Then we go back to our 14-byte wide SPECIAL INPUT plus the known first block (Rollin'_down_the) plus what is known from block two of the MYSTERY-SUFFIX (_ so far) such that the new SPECIAL INPUT looks like this….

1234567890123Ro llin'_down_the_? ???????????????? ???????????????

… and we repeat, rotating the last byte of the second block through all 256 possible bytes until we find a match on the second block. As we shorten SPECIAL INPUT byte by byte, one more byte of the second block of MYSTERY-SUFFIX will show up in block two.

Once we uncover block two, we start over, repeating this process for block three, and block four, etc. until we extract the entire MYSTERY-SUFFIX out. We know we are done when we can no longer find any match.

Making it harder

In challenge 14, they add that wrinkle of prepending something constant but unknown to the hacker input before the encryption is performed.

Although it’s mind-bending at first glance, it really doesn’t matter what this prefix is. The only thing that must be done to get around it is figure out how much of a buffer you have to put before the SPECIAL INPUT such that SPECIAL INPUT starts in position 0 of a block. If you can do that, and if you know how many blocks are occupied by that prefix plus the buffer, the problem is the same, except instead of starting in block 0, you start in a block further down the line. There’s just an offset involved.

My solution

Here’s the function I wrote up in Java to pull out the MYSTERY-SUFFIX. Notice the inputs into this function.

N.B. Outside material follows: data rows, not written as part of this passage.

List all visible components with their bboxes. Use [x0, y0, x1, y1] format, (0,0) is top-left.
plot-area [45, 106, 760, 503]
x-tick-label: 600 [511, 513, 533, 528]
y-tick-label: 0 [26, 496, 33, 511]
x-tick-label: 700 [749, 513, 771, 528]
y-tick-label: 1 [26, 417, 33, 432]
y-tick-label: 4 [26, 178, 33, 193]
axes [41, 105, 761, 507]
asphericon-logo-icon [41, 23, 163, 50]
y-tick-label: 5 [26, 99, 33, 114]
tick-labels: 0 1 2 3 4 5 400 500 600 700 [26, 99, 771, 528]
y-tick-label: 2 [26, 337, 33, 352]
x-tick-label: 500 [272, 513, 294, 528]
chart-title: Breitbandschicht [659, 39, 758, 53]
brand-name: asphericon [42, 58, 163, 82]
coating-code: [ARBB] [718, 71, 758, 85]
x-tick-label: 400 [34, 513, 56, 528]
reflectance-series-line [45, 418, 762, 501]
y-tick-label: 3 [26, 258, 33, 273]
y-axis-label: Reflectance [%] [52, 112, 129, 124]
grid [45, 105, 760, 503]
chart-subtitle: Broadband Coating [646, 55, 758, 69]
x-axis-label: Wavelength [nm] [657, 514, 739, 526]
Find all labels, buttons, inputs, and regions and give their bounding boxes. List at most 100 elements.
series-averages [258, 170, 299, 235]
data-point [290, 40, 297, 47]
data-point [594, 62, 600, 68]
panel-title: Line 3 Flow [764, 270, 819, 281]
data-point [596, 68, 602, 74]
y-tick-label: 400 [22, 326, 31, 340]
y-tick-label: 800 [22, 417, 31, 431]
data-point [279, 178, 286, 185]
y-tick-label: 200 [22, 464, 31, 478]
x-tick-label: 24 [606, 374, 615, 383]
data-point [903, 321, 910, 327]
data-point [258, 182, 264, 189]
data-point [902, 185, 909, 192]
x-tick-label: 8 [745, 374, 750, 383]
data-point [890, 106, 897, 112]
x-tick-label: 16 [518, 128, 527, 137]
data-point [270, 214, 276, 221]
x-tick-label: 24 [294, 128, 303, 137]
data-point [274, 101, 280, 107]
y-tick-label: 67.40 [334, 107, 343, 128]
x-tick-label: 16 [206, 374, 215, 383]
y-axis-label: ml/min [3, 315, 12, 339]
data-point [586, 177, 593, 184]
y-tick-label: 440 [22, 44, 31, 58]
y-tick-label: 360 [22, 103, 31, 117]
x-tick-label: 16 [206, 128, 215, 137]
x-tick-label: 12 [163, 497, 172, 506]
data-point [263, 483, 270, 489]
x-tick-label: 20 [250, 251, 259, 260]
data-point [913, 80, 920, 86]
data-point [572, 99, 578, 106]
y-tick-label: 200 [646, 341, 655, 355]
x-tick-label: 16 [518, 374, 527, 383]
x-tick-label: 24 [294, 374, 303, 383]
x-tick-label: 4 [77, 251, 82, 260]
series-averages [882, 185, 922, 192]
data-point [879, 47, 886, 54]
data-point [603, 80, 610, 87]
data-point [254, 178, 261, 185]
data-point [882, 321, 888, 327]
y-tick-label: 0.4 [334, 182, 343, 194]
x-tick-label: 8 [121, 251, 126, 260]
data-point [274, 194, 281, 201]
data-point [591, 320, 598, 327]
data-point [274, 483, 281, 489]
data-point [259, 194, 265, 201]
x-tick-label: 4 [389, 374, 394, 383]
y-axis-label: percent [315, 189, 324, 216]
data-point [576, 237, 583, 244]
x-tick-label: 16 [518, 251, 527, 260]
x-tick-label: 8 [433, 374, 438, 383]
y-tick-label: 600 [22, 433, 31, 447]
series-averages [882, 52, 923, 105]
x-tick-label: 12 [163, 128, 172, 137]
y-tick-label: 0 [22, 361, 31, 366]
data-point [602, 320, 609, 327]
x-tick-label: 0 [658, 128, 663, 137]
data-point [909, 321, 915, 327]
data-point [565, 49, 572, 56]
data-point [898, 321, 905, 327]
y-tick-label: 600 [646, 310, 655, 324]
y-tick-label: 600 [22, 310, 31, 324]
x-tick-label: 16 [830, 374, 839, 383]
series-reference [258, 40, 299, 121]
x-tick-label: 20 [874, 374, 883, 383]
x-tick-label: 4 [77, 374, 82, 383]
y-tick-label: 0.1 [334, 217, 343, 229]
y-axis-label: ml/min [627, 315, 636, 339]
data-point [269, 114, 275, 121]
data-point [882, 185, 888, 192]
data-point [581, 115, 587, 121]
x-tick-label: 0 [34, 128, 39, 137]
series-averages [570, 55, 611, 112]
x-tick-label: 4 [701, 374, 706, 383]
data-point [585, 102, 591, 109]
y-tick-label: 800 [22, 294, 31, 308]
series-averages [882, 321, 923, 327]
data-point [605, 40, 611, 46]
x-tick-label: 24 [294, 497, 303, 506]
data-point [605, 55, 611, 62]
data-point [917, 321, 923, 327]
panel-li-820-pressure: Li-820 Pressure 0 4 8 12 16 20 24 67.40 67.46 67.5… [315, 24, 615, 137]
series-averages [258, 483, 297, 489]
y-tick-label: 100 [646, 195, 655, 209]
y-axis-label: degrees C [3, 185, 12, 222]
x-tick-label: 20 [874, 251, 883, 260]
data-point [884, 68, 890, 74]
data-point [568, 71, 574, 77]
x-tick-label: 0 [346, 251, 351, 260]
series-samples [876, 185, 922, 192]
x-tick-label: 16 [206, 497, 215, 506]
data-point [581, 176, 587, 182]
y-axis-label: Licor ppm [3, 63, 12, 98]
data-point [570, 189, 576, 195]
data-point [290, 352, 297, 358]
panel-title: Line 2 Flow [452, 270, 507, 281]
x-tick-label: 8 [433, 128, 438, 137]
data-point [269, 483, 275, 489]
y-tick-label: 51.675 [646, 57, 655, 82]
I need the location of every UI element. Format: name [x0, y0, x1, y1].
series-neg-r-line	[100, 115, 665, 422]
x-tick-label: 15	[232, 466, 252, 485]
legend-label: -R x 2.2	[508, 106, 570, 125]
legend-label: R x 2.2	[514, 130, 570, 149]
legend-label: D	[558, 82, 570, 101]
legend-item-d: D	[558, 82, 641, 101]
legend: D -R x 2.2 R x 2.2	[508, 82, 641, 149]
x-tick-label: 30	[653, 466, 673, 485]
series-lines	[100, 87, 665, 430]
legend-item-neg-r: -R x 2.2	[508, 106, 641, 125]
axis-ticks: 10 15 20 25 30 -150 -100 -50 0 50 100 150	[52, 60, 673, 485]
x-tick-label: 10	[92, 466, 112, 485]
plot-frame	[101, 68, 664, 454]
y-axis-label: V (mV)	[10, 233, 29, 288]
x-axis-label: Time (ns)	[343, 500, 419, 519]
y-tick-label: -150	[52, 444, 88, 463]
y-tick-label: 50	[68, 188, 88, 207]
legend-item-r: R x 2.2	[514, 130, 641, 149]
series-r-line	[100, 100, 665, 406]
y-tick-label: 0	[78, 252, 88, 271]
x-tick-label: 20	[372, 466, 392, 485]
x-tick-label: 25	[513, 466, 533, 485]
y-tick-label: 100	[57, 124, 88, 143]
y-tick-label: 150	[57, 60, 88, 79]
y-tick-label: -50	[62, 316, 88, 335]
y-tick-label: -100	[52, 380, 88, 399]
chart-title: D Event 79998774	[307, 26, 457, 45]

Commentary on what they are and how to find them can be found below the code.

/**
     * @param oracle           the oracle function of concern. takes in a byte array, returns a byte array
     * @param numPrefixBlocks  number of prefix blocks. used to determine an offset
     * @param prefixBuffer     a buffer that will push the beginning of the hacker input to the start of a block
     * @param numMysteryBlocks the number of mystery blocks you're trying to extract
     * @param blockSize        the block size
     * @return the extracted message
     */
    static byte[] performExtraction(Function<byte[], byte[]> oracle, int numPrefixBlocks, byte[] prefixBuffer, int numMysteryBlocks, int blockSize) {
        byte[] extracted = new byte[0];

        Map<Integer, byte[]> targets = new HashMap<>();
        for (int k = 0; k < numMysteryBlocks; k++) {
            int o = k + numPrefixBlocks; // o is our offset to the block we are interrogating

            byte[] block = new byte[blockSize];
            for (int i = 0; i < blockSize; i++) {

                final int len = blockSize - i - 1;
                final byte[] filler = ByteArrayUtil.concatenate(prefixBuffer, new byte[len]);

                //we can save these targets because
                // recomputing them on subsequent executions results in the same outcome
                // because ECB is deterministic. waste not cpu cycles
                var fullTarget = targets.computeIfAbsent(len, l -> oracle.apply(filler));

                var targetBlock = ByteArrayUtil.sliceByteArray(fullTarget, o * blockSize, blockSize);

                byte[] hackerInput = ByteArrayUtil.concatenate(
                        filler, //rounds out the prefix block, then gives us ( blockSize - i ) bytes in the next one
                        ByteArrayUtil.sliceByteArray(extracted, 0, extracted.length), // anything we got from previous rounds
                        ByteArrayUtil.sliceByteArray(block, 0, i), // anything we got so far on this round
                        new byte[1] //one more empty byte to round out the block
                );

                //validate that the hacker input less the prefix buffer is a multiple of the block size
                if ((hackerInput.length - prefixBuffer.length) % blockSize != 0) {
                    throw new CryptopalsException("the hackerInput didn't fill out a full block");
                }

                boolean found = false;
                for (int j = 0; j < 256; j++) {
                    hackerInput[hackerInput.length - 1] = (byte) j;
                    var result = oracle.apply(hackerInput);
                    var subjectBlock = ByteArrayUtil.sliceByteArray(result, o * blockSize, blockSize);
                    if (Arrays.equals(targetBlock, subjectBlock)) {
                        block[i] = (byte) j;
                        found = true;
                        break;
                    }
                }
                if (!found) {
                    if (k == numMysteryBlocks - 1) { //we're done
                        block = ByteArrayUtil.sliceByteArray(block, 0, i - 1);
                        break;
                    } else { // we're in trouble
                        throw new RuntimeException(String.format("could not find the match. k=%d, numMysteryBlocks=%d, offset=%d", k, numMysteryBlocks, o));
                    }
                }
            }
            extracted = ByteArrayUtil.concatenate(extracted, block);
        }

        return extracted;
    }

For Challenge 12, the number of prefix blocks is 0, the prefix buffer is an empty byte array, the number of mystery blocks is the length of the message when SPECIAL INPUT is an empty string, and the block size is 16.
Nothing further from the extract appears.